HACKER Q&A
📣 legerdemain

How do you network as a developer?


I'm returning to the workforce after a sabbatical, and I'm realizing that my professional network is very thin. Former colleagues mostly work at FAANGs where they don't have any pull, or they washed out of the profession and went off the grid. What I've tried:

- online meetups: no opportunity to interact meaningfully with others

- a local hacker space: very few software engineers hang out there, it's mostly semi-retired former manager types not-really-working on impossible unfunded startup ideas

- Rust (IRL, on Reddit, on Discord): shallow community of mostly students and sycophants, actual Rust devs seem to work in isolation or only communicate on Twitter

What else should I try?


  👤 fargle Accepted Answer ✓
UDP is nice because it can function fine unidirectionally. This is my favorite kind of networking with most people. This is also nice for realtime periodic communications. It's really IP datagrams with a tiny thin layer to support "ports" which allow multiplexing and multiple streams between IP peers.

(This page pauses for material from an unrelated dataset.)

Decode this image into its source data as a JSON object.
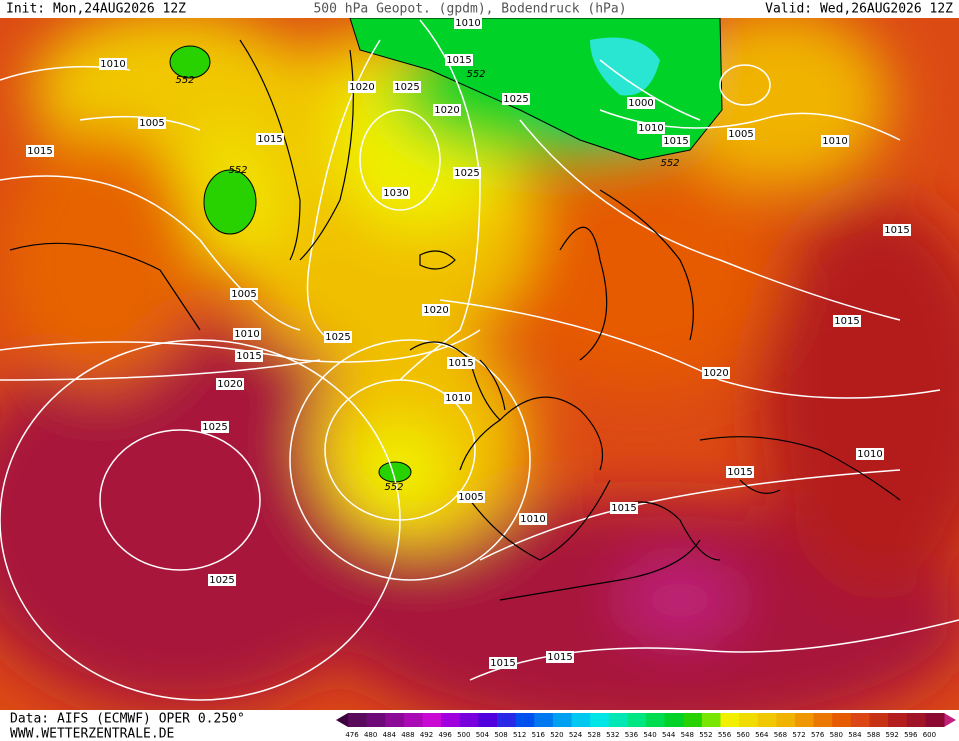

TCP is also nice and is appropriate if you need to losslessly move a stream of data efficiently. It uses ad-hoc, heuristic, methods to deal with congestion, latency and other complex issues so it isn't perfect. But it works quite well in practice across extremely widely diverse scenarios. It's main feature is something called the "handshake" (the analogy eludes me) which some people feel is slightly controversial.

To network with non-hacker types, very small children, lawyers and other invertibrates, you might need to use a higher level protocol based on one of these. Things like RTP, SSH, UUCP, or NNTP spring to mind. I dislike SMTP and HTTP, however, and you should avoid those at all cost.